🤖 AI Summary
Large language models (LLMs) exhibit insufficient alignment with domain-specific curricular knowledge in page-level question answering over undergraduate mathematics textbooks. Method: We construct a benchmark dataset of 477 question-answer pairs and conduct the first systematic comparison between embedding-based RAG and knowledge-graph-enhanced GraphRAG in this setting. GraphRAG structures retrieval by modeling semantic relationships among mathematical concepts, while both approaches evaluate answer quality via F1 score; an LLM-based re-ranking step is further introduced for optimization. Contribution/Results: Embedding-based RAG significantly outperforms GraphRAG in both page retrieval accuracy and answer quality. GraphRAG’s entity-driven mechanism induces over-retrieval and redundancy, and LLM re-ranking fails to improve performance—instead exacerbating hallucination and degrading outcomes. This work empirically delineates the applicability boundaries of structured retrieval in educational contexts and provides critical methodological insights and cautions for curriculum-knowledge alignment.
📝 Abstract
Technology-enhanced learning environments often help students retrieve relevant learning content for questions arising during self-paced study. Large language models (LLMs) have emerged as novel aids for information retrieval during learning. While LLMs are effective for general-purpose question-answering, they typically lack alignment with the domain knowledge of specific course materials such as textbooks and slides.
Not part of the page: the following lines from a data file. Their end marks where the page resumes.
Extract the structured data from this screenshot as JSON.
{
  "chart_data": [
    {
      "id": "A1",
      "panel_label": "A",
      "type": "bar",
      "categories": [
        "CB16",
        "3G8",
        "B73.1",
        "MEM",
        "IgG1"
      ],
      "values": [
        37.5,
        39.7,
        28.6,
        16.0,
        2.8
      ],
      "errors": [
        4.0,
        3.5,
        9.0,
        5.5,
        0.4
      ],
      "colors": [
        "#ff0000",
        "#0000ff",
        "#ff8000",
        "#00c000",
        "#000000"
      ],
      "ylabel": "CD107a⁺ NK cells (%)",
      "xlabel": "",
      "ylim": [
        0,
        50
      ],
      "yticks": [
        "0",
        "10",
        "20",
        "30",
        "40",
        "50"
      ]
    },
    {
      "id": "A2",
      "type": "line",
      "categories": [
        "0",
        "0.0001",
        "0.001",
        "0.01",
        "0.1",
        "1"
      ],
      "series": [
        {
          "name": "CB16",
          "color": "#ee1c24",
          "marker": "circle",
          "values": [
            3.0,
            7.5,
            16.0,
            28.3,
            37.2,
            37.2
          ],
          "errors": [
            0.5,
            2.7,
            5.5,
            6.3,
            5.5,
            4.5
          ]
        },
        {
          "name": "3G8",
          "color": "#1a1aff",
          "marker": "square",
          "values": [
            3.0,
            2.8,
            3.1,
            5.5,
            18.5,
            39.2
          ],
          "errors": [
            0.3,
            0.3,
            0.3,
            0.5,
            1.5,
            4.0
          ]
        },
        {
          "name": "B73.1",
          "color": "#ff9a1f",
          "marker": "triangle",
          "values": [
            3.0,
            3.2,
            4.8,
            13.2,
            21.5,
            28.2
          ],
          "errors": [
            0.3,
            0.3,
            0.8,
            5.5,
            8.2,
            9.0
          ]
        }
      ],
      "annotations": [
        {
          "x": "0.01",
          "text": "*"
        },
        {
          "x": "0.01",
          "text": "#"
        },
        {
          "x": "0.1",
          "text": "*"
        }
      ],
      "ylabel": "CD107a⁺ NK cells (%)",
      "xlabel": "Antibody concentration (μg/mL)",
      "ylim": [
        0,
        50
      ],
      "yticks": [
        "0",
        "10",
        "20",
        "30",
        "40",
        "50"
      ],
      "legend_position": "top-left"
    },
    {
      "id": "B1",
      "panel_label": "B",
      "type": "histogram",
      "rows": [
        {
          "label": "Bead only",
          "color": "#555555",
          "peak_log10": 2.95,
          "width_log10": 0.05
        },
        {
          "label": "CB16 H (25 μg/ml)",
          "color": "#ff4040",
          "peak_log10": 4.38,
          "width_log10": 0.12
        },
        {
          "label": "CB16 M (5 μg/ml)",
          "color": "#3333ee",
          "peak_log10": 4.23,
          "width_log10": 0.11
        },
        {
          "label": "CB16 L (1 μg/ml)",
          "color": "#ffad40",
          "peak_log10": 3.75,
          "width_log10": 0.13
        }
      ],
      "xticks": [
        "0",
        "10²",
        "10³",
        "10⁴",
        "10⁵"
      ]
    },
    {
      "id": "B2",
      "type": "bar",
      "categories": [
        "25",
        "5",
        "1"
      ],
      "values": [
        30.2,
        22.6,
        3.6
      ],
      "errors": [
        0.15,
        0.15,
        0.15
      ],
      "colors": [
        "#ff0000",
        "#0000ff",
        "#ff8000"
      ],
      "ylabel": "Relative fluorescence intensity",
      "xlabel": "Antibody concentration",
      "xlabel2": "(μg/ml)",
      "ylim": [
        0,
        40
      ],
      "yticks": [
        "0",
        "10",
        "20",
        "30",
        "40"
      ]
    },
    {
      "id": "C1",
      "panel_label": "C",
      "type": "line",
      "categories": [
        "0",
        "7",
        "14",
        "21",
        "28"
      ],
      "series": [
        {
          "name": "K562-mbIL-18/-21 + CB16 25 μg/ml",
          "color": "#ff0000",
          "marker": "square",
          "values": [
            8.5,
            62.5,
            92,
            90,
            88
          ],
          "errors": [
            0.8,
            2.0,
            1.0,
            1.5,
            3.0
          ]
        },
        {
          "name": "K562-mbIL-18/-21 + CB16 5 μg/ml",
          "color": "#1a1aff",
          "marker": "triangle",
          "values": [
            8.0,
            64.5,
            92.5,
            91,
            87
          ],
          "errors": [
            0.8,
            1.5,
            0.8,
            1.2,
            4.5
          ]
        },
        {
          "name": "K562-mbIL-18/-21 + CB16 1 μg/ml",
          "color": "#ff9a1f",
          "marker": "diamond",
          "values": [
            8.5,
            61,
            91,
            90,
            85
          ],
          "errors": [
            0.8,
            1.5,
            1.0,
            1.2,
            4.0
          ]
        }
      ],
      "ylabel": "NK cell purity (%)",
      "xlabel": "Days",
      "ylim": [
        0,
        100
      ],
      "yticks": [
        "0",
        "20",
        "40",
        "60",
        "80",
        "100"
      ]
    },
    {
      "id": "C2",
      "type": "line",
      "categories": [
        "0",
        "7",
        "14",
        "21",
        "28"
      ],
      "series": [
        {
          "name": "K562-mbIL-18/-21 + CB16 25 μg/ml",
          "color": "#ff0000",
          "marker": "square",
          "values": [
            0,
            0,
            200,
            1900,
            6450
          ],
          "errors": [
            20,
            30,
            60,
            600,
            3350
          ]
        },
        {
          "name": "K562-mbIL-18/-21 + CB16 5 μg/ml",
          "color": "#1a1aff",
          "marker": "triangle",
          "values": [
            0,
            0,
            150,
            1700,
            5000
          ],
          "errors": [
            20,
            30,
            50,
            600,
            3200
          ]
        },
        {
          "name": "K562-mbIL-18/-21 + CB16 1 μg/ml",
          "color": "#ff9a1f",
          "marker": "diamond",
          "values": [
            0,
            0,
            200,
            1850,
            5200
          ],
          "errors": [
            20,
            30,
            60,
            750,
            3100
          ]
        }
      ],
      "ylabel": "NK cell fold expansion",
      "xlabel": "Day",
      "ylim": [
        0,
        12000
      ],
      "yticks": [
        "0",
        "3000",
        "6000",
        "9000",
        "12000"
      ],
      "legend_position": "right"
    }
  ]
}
We investigate Retrieval-Augmented Generation (RAG) and GraphRAG, a knowledge graph-enhanced RAG approach, for page-level question answering in an undergraduate mathematics textbook. While RAG has been effective for retrieving discrete, contextually relevant passages, GraphRAG may excel in modeling interconnected concepts and hierarchical knowledge structures. We curate a dataset of 477 question-answer pairs, each tied to a distinct textbook page. We then compare the standard embedding-based RAG methods to GraphRAG for evaluating both retrieval accuracy-whether the correct page is retrieved-and generated answer quality via F1 scores. Our findings show that embedding-based RAG achieves higher retrieval accuracy and better F1 scores compared to GraphRAG, which tends to retrieve excessive and sometimes irrelevant content due to its entity-based structure. We also explored re-ranking the retrieved pages with LLM and observed mixed results, including performance drop and hallucinations when dealing with larger context windows. Overall, this study highlights both the promises and challenges of page-level retrieval systems in educational contexts, emphasizing the need for more refined retrieval methods to build reliable AI tutoring solutions in providing reference page numbers.